Why does the workflow sometimes link definitions to definitions instead of highlights to definitions?
What role do AI Q&A and notes attached to highlights play in the workflow?
When should a highlight be converted into an object?
Review Questions
- How would you decide which highlights to delete versus keep when setting up a new article in Capacities?
- Describe a concrete example of how you would create a definition object and use back links and mentions to refine it.
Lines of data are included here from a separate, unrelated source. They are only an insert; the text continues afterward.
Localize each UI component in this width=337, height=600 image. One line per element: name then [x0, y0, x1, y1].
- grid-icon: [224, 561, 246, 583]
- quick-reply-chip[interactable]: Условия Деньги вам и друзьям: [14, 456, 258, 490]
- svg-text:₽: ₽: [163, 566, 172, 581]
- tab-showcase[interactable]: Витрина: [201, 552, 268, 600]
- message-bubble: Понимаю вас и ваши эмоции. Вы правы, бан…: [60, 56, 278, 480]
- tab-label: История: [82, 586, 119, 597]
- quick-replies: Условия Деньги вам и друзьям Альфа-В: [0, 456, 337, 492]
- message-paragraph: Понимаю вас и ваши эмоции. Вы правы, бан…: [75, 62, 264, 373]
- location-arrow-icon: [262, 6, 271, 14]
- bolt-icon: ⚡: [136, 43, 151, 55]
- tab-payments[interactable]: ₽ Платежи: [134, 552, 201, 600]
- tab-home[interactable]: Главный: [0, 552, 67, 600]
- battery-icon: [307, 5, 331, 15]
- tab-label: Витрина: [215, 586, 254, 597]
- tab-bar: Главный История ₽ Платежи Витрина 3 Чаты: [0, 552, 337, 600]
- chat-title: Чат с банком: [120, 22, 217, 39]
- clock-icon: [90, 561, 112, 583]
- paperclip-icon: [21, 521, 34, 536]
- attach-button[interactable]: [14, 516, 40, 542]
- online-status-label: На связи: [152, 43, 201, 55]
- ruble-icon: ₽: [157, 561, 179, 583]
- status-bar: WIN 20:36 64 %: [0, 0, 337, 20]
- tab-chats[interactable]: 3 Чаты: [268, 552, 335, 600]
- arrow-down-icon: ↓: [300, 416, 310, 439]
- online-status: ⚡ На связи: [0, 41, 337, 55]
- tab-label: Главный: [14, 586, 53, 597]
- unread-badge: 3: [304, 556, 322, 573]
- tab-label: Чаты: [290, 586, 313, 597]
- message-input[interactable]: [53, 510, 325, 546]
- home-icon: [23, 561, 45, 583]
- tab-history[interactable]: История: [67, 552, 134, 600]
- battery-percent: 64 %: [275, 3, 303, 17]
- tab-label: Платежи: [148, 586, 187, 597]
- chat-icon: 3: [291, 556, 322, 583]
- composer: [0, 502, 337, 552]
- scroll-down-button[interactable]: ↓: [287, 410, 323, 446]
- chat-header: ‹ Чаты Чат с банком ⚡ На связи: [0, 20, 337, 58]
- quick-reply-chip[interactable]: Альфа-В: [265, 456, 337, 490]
- What situations would make you link a highlight to a definition versus linking one definition to another?
Key Points
- 1
Start with intentional triage: group related highlights under headings, add short reminders if needed, and delete low-value highlights while keeping the Readwise archive intact.
- 2
Use indentation and headings to preserve the structure of ideas so future review happens by concept, not by isolated quotes.
- 3
Link highlights to the concepts they support; create missing definition objects when you realize you lack a working definition (e.g., for “complexity”).
- 4
Refine definitions by reviewing both back links (explicit links) and mentions (unlinked references) to capture what the highlights collectively teach.
- 5
Promote standout highlights into objects when you want them to be searchable, taggable, and reviewable across the whole system.
- 6
Let linking reveal relationships; when the learning is actually about a mechanism or framework, link definitions to definitions for precision.
- 7
Keep the workflow sustainable: treat it as a menu, not a checklist—do deeper linking when it’s meaningful, and revisit later when you’re ready.